The three men were on the spar deck a second later, straining their eyes into the black vagueness of the water.
“Indianos!” shouted two other sailors on the forecastle, and from the spar deck it seemed to be possible to distinguish several black objects moving towards the ship.
“The siren, Boyle,” cried Courtenay, striking a match. At once the swelling note of the fog-horn smote the air and thundered away in tremendous sound waves. Soon a hissing, fiery serpent ran up the port wall of the chart-house, and a fine star rocket soared into the sky. It illuminated a wide area of the bay, and revealed a number of crowded canoes darting in on the ship from all sides. Courtenay grasped the lines connected with the remaining mines and hauled for dear life. Already the Indian rifle fire was crackling with vivid spurts of flame, and stones and arrows were beginning to patter on the deck and bang against the steel plates. Two of the dynamite bombs exploded with the usual din, but it was impossible to ascertain their effect owing to the yelling of the Indians.

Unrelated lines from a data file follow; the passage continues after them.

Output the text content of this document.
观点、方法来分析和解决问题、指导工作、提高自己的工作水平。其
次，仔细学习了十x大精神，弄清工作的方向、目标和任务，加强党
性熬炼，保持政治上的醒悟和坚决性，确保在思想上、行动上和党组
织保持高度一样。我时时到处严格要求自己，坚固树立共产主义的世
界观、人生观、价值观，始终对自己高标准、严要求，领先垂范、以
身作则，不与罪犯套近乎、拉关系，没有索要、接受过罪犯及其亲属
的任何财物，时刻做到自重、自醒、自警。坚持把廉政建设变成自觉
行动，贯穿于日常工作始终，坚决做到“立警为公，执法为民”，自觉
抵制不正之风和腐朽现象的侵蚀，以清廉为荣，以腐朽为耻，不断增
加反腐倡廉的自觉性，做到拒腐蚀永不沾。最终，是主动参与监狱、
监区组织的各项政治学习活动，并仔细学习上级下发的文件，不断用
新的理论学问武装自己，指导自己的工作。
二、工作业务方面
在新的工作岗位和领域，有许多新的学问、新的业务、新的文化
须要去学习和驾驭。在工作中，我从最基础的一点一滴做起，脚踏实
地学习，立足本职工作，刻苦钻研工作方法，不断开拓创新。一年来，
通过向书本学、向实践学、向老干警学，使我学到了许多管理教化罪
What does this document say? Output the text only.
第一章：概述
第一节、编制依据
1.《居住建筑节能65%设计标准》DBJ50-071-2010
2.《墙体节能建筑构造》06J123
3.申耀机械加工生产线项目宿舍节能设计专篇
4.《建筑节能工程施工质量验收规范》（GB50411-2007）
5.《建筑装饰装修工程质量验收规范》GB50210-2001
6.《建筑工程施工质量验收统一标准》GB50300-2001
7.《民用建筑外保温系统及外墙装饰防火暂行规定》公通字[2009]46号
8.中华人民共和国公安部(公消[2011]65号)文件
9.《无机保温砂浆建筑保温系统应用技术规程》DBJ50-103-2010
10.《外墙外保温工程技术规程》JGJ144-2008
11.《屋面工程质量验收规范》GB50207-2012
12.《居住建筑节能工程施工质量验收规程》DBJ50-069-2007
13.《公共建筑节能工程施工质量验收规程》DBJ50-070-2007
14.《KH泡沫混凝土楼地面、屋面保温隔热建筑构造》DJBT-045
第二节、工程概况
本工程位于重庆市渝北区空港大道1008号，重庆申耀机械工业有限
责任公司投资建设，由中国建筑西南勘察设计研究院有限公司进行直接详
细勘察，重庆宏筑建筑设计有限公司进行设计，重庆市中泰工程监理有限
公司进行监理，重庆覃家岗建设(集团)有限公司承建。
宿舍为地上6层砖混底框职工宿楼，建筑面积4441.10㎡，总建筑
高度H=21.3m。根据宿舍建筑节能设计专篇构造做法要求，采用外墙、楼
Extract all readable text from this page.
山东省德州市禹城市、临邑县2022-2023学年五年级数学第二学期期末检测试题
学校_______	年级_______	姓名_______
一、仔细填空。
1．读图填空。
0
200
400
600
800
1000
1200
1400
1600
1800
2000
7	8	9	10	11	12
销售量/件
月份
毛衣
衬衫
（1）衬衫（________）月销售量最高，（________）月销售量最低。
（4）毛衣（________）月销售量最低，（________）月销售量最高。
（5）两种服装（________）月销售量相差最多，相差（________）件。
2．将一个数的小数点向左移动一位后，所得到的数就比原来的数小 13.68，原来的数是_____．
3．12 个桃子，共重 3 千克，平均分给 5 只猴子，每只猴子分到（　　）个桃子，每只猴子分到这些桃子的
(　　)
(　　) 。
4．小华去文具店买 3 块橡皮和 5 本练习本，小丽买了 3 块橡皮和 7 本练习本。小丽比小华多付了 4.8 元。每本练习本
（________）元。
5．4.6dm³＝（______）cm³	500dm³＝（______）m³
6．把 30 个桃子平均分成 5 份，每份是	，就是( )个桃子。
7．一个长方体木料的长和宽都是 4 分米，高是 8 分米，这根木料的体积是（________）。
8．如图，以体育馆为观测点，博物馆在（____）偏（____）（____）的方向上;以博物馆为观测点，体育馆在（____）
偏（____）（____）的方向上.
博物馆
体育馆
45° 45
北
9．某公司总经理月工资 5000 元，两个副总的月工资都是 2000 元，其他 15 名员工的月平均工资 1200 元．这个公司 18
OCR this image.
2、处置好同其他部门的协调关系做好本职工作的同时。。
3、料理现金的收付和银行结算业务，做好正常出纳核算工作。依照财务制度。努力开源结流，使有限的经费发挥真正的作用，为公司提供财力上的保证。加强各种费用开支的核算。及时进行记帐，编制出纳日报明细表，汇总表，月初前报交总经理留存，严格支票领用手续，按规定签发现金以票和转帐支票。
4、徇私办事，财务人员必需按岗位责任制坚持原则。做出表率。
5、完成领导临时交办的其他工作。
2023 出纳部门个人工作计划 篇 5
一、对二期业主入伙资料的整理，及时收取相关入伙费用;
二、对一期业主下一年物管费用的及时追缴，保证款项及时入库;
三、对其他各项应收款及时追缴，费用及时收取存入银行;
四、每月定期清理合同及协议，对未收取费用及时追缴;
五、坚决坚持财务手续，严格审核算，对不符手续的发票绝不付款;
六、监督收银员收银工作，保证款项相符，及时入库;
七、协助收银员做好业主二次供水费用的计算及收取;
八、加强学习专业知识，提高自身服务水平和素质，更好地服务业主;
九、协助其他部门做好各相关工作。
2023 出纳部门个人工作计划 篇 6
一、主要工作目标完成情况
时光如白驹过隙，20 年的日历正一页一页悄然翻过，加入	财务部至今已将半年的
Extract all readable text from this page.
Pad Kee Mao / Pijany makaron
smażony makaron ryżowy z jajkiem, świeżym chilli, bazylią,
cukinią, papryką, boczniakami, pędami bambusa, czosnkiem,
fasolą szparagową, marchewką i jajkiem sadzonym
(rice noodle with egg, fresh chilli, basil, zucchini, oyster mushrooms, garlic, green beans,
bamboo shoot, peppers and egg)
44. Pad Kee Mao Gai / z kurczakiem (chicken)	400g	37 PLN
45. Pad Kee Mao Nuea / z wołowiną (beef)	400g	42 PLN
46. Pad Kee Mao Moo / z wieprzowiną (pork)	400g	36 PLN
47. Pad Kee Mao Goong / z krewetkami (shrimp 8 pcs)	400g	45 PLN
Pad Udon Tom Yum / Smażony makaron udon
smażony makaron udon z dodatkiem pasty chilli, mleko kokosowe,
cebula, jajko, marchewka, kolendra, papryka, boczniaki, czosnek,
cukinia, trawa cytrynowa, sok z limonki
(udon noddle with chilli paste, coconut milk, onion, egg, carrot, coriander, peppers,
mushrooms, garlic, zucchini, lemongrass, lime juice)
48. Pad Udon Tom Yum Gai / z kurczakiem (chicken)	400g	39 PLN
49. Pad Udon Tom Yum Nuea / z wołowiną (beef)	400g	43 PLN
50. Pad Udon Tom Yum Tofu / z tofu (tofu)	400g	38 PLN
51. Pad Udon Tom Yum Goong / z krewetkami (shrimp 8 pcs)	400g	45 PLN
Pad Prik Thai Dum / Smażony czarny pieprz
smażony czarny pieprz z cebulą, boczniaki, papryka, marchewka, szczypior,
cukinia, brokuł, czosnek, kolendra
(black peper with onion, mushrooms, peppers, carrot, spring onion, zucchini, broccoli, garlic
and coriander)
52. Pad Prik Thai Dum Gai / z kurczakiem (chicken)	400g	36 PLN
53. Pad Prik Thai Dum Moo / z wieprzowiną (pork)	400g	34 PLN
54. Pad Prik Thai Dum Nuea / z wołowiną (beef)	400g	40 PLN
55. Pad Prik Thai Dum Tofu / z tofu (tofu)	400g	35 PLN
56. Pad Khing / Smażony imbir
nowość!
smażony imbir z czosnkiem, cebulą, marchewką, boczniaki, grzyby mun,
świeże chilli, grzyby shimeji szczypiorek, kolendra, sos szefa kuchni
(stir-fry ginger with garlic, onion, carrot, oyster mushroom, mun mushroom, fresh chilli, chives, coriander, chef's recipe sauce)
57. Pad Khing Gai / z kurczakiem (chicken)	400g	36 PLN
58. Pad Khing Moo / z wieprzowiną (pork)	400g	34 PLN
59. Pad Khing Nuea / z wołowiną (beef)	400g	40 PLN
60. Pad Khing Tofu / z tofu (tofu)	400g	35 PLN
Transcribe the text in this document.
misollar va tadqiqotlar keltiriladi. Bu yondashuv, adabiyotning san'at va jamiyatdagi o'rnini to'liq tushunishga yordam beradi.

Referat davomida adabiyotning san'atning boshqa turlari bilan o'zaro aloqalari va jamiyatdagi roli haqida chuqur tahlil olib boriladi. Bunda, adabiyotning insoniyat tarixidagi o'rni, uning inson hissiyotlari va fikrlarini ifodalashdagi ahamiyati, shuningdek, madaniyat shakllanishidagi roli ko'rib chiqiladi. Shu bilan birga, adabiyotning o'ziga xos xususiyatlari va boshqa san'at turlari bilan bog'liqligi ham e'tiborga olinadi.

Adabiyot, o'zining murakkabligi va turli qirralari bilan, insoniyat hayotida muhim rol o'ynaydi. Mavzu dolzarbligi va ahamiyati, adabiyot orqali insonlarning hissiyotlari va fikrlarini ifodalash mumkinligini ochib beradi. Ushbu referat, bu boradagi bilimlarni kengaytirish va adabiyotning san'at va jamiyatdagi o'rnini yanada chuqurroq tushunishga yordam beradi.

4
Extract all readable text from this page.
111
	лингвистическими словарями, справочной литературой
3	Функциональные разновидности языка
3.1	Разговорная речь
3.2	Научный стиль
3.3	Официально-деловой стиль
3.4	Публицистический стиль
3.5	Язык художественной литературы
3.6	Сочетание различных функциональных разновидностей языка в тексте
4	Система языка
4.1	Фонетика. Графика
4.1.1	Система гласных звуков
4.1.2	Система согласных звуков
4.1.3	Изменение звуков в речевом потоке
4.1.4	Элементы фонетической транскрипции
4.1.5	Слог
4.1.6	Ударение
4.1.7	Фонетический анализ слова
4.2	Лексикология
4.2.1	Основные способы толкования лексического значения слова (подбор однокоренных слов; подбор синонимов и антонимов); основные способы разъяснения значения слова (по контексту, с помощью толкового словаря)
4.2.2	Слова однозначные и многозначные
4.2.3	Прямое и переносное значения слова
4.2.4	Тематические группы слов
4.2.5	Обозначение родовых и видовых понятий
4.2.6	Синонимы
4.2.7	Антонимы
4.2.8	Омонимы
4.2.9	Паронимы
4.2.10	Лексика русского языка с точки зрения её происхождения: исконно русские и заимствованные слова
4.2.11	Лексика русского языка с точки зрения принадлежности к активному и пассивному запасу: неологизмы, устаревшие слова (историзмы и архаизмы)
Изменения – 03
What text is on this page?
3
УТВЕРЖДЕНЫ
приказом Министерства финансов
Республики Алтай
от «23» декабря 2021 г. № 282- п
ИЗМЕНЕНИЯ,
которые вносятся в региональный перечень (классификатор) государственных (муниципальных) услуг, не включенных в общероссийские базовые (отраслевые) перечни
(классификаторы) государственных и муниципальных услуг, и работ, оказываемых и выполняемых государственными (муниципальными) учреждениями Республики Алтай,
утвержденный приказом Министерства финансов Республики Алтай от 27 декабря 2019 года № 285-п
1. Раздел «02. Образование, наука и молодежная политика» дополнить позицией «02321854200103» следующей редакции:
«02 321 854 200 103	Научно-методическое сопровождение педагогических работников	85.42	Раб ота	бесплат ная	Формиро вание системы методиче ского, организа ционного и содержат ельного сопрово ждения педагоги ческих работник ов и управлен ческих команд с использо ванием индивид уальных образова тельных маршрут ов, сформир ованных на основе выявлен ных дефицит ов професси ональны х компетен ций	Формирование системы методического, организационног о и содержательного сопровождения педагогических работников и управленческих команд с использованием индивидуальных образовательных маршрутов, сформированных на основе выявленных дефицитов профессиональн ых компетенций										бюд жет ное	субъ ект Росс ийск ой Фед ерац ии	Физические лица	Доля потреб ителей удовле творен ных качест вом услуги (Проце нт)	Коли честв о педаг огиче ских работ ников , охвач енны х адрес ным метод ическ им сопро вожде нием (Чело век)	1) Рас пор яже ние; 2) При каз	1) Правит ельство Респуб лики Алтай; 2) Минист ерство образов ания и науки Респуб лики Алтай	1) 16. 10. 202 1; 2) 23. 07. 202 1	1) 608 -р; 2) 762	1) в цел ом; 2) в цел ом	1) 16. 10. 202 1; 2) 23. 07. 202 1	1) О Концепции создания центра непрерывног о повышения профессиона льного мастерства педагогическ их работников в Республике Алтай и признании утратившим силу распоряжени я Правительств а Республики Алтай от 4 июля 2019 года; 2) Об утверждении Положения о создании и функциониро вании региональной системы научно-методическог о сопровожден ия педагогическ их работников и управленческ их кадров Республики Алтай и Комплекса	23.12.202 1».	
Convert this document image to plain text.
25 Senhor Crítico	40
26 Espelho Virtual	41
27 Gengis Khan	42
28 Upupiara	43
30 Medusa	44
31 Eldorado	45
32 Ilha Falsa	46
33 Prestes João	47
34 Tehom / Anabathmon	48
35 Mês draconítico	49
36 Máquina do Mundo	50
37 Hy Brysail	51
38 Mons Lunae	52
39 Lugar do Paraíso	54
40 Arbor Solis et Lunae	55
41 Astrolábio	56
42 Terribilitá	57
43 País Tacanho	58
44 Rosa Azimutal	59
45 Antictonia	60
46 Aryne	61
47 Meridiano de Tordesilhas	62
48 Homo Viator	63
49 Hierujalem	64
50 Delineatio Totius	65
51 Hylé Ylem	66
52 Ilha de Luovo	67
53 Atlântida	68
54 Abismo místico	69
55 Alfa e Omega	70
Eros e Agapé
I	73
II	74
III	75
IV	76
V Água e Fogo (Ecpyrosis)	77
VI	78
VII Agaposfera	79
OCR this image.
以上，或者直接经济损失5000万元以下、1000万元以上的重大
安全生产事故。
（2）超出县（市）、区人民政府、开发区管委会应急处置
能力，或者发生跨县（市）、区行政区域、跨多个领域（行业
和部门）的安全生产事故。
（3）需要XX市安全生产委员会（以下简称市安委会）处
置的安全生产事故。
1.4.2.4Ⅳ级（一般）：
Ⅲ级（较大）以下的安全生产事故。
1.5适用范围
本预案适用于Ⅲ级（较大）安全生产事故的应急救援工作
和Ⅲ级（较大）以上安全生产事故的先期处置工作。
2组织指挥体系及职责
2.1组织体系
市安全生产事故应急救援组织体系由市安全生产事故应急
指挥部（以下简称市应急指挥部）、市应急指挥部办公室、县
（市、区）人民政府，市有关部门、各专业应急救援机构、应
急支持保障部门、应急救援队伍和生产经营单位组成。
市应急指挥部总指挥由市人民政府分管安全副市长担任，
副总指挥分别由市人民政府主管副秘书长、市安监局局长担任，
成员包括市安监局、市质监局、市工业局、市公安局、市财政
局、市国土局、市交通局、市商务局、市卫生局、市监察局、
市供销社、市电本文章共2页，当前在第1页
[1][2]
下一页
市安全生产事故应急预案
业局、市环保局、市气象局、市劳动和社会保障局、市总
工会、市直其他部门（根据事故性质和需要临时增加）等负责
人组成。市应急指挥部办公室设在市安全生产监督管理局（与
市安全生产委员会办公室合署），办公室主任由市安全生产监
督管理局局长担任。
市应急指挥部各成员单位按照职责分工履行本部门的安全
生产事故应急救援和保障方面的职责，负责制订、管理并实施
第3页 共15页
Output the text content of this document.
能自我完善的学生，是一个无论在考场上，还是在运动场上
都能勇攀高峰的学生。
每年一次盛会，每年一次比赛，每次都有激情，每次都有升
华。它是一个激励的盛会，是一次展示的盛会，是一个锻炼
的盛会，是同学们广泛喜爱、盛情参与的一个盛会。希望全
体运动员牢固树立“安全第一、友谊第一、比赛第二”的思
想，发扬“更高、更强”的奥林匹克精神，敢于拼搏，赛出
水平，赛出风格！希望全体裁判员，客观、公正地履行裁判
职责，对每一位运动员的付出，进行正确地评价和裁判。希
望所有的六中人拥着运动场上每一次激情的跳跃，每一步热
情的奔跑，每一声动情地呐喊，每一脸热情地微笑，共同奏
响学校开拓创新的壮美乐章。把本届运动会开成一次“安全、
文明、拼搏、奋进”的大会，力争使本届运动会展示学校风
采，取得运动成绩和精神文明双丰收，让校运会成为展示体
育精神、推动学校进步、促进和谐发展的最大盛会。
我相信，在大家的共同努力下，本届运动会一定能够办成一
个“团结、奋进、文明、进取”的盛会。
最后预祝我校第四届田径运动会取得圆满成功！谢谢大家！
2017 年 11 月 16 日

The loud summons of the siren brought all hands from below; arms were hastily secured, the fore and aft awnings closed, and Walker made shift to hammer the engine-room door tight. The increasing violence of the stone-slinging showed that the Alaculofs meant to press home this time. Whatever their dread of the fiends who roam the world in the dark, they had conquered it, and this latest phase in the stormy history of the ship threatened to be its most trying one.
Courtenay, who seemed to be everywhere at once, lighted torches which were fastened to the empty davits in readiness for a night alarm. He had used the last rocket on board, but the flares would burn for fifteen minutes at least. By their light the defenders were able to shoot or smash the skulls of several savages who climbed up roughly contrived grapnells fashioned out of bent sticks and thongs of hide. But there were only thirteen men to repel an attack which developed at fifty points simultaneously. Ere the torches flickered in their sockets the savages had swarmed over poop and bows. They were tearing at the canvas shields and sweeping the hurricane deck with showers of missiles. Tollemache was injured, and Walker. Courtenay had his forehead cut open. Suarez fell insensible while he was bellowing curses through the megaphone in the vain hope of frightening the determined enemy. Two Chileans were down, one struck with a stone and the other shot through the lungs.
So, at last, the Kansas was in the grip of a savage and implacable foe. Courtenay, while hauling a steam hose to the weakest point, the after part of the promenade deck, met Christobal. He clutched the Spaniard in a way there could be no mistaking.
“Go below!” he muttered in a terrible voice. “I cannot leave the deck. You must go. And, for God’s sake, don’t tell her! Let her die without knowing!”
CHAPTER XV.
IN WHICH THE UNEXPECTED HAPPENS
When Christobal descended to the saloon he found Elsie holding the excited dog. It was instantly perceptible that she was not aware of the grave position of affairs on deck. She knew, of course, that the Alaculof menace had become active again, but the first attack had been beaten off so easily that she was sure this later effort would fail.
The dog was better informed. His alert ears told him that there were strange beings on board. He struggled so resolutely that Elsie freed him just as the Spaniard reached the foot of the stairs. Forgetting his wounded paw, and all a-quiver with the fine courage of his race, Joey galloped up the companion and disappeared. Elsie was much distressed by her four-footed friend’s useless pugnacity.